Потому что обладало природой сновидения, а не искусства, — то есть исполнения желаний, фиксации страхов, канализации того и другого, — искусство же к канализации не сводится, у него восходящая природа, а не нисходящая, разрушительная, в каком-то смысле, аннигилирующая, а не терапевтическая. Миллионам его прописывают в гомеопатических дозах, в субститутах и паллиативах, — для героев же авторского кино всякий компромисс был оскорбителен. Потому кит копродукции, потерпев их и помаявшись брюхом, изрыгнул раздражителей, чтоб, подобно гигантскому кинозалу, вновь предаться раз брутальным, раз мелодраматическим, но всегда безнаказанным грезам.
Кино вернулось к себе, пополнив список великих изобретений с жалкой судьбой.
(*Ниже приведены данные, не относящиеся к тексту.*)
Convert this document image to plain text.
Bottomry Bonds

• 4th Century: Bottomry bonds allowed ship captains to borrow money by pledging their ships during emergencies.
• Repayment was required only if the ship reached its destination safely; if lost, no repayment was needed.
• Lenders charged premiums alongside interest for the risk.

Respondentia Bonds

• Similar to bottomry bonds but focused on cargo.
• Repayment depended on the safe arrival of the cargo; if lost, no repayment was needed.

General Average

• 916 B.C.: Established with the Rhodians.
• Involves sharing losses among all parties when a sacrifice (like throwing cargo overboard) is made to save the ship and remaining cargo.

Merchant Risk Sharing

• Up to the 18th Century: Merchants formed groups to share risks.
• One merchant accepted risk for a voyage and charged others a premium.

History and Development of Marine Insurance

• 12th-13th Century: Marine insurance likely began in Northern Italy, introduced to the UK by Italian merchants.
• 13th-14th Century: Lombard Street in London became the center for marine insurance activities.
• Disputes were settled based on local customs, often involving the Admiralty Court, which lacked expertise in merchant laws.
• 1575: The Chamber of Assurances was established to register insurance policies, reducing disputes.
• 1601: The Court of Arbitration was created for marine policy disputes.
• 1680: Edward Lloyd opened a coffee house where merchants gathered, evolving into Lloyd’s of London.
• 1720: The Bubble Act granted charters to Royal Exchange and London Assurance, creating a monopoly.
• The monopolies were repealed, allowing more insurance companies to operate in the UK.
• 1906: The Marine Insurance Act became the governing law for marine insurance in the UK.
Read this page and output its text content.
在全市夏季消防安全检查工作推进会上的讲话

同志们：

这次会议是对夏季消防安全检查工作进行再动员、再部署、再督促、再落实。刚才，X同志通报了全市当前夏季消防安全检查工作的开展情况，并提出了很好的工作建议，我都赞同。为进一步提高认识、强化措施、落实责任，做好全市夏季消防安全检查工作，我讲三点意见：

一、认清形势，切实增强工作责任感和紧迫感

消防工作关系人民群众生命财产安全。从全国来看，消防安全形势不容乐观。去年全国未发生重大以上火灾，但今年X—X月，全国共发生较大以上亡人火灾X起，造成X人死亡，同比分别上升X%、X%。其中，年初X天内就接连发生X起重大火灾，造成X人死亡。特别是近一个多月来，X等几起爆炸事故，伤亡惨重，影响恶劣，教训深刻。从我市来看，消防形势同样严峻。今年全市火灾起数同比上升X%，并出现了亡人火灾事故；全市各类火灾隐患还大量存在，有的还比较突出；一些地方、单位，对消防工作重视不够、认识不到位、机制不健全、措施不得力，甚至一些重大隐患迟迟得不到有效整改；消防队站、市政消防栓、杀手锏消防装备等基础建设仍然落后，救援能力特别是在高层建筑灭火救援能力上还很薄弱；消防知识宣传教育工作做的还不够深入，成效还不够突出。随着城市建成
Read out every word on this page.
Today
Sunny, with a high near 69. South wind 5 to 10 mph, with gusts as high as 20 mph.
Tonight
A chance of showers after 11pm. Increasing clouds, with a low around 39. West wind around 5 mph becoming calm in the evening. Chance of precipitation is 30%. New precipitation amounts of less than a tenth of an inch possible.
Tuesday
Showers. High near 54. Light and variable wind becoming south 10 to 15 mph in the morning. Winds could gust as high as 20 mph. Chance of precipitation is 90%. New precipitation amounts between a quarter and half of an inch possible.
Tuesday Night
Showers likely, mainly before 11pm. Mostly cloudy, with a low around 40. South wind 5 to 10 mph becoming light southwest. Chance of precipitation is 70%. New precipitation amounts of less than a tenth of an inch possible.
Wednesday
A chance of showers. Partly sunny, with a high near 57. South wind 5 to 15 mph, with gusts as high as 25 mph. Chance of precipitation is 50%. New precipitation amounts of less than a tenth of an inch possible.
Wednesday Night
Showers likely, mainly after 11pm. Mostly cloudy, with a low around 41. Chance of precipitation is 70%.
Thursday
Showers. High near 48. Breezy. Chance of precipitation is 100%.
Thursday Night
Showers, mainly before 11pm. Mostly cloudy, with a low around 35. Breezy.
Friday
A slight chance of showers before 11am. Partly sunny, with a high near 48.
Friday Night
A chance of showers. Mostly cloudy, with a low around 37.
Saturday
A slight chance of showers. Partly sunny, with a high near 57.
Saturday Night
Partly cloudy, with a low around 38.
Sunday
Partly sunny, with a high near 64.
Переходящее знамя ныне у коммунистического Голливуда, потому что второй и главный аспект коммунизма — не равенство бедных и прочие привходящие, а именно — исполнение желаний, максимально полное и, желательно, без задержек. Может, уместнее было бы сказать — без запоров. Уже было в начале века: «мягко слабит». Кто не заснул, пусть посмотрит на экран под этим углом зрения — исполнения желаний, пассивности восприятия, — и он увидит подлинное лицо экрана, лицо спящего «быстрым сном», переходящим в гипсовую маску вечного.
Не отпускает одна мысль, одна простенькая фигура судьбы — Тарковский, то есть человек с его задатками и способностями, родившийся в середине XIX века или ранее, — второразрядный постановщик на театре, третьестепенный драматург, может, фотограф или малоизвестный живописец, промаявшийся всю жизнь, всех кругом изведший, только потому, что кино еще не было изобретено. Пусть даже в возрасте за пятьдесят он сходит еще посмотреть первые ленты… Как просто все, и как жутко!
Собаки, кони живут в мире монохроматическом, фактически черно-белом, — какие провалы, Господи! Откуда столько смертной тоски, столько каторжной рутины в этом сотворенном Тобой непрестанном чуде, разматывающемся, будто фильма из коробки?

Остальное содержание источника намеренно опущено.